Ce journaliste algérien en exil croit, pour sa part, que c’est "un signe d’hégémonisme, une réaction en continuité par rapport à la politique de Boumédienne, qui cherchait coûte que coûte à être le chef de file du Maghreb en enlevant au Maroc tout avantage concurrentiel". Mais la raison de ce comportement hautain n’est-elle pas plutôt psychologique ? Autant Benyahya que ce journaliste d’Alger s’accordent à croire que "c’est une réaction rancunière d’un pays blessé par ce qui s’est passé en 1994, pas prêt d’oublier les files de journalistes et d’intellectuels algériens traînés par Driss Basri en interrogatoire et humiliés pour rien". A

lors, Bouteflika serait-il malhonnête, rancunier ou, plus sérieusement encore, un néo-stratège de l’hégémonie algérienne ? Mohsen-Finan penche pour la troisième formule. "Élu à 85 % de voix, débarrassé de l’unique général qui le gênait, Mohamed Lamari (le 7 août), armé jusqu’aux dents, quel intérêt a-t-il à faire des concessions sur le Sahara ?", se demande-t-elle. L’UMA, pardi. Pas vraiment. Ceci est une affaire de rhétorique mais dans les faits, autant Rabat qu’Alger sont engagés dans des relations plutôt bilatérales, avec l’Espagne, la France et les États-Unis. La différence - autre raison de discorde - est que le Maroc accepte d’être "protégé" et que l’Algérie refuse "toute forme d’ingérence". Résultat, lorsque le premier secrétaire de l’USFP, Mohamed Elyazghi, déclare solennellement que les trois puissances ont "parlé aux Algériens et au plus haut niveau de la pyramide" pour jouer le jeu, il en déduit qu’ils sont "isolés", alors que de leur côté, ils se sentent "agressés".
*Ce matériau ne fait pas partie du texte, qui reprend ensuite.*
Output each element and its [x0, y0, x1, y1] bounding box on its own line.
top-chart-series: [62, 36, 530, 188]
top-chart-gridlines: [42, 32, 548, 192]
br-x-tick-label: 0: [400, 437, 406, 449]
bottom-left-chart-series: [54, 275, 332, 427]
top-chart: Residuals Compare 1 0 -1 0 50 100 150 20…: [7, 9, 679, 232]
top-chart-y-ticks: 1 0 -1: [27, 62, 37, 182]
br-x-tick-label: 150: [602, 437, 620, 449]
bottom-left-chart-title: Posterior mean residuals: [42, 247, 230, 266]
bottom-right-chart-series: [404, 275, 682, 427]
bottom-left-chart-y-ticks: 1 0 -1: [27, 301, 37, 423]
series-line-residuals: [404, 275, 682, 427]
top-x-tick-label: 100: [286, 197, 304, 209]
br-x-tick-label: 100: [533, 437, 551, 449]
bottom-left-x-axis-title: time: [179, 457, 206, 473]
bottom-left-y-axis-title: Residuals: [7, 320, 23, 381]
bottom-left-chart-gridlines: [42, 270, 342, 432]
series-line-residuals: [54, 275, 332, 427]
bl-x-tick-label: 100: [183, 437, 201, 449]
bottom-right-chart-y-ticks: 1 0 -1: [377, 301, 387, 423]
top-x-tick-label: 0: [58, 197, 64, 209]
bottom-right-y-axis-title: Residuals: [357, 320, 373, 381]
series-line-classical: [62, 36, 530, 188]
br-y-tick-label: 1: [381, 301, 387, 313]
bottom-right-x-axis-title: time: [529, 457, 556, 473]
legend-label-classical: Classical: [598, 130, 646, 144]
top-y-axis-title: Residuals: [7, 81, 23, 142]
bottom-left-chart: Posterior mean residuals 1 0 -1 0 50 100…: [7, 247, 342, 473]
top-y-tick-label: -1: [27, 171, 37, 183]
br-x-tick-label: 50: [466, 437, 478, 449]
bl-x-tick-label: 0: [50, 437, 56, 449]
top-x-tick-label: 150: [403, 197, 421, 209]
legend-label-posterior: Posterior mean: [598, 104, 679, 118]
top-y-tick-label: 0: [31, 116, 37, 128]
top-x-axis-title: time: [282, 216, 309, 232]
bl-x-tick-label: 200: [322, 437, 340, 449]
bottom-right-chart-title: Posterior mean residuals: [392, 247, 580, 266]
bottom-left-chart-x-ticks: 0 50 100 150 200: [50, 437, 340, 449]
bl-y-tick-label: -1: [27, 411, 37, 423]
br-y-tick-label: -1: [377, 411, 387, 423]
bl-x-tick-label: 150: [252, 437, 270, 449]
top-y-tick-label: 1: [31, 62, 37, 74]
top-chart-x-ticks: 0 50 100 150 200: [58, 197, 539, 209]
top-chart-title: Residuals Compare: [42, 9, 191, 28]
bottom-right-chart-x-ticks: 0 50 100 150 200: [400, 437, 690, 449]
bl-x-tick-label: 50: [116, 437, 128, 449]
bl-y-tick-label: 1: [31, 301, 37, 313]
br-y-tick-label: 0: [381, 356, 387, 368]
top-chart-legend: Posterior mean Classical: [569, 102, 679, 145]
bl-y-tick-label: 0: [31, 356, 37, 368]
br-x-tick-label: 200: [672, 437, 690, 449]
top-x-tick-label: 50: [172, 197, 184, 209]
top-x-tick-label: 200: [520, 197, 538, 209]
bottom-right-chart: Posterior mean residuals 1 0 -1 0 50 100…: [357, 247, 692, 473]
Que faire alors ? Deux options se présentent. La première, celle qui ferait le plus plaisir à l’Algérie, est que "le Maroc fasse lui-même un effort sur le dossier du Sahara, en acceptant le principe du référedum par exemple, et ne se contente pas de leur en demander à eux", estime Mohsen-Finan. La seconde consiste à "s’engager sincèrement dans une redynamisation des relations sans précipitation sur le dossier du Sahara. Ainsi, les tensions pourraient être résorbées et les malentendus historiques pourraient se dissiper avant de s’attaquer au nœud gordien (le Sahara)", suggère Benyahya. Si aucune de ces voies n’est empruntée, il faudra attendre, comme le perçoit avec lucidité Baker, "un gisement de pétrole pour contraindre les deux parties à se mettre d’accord".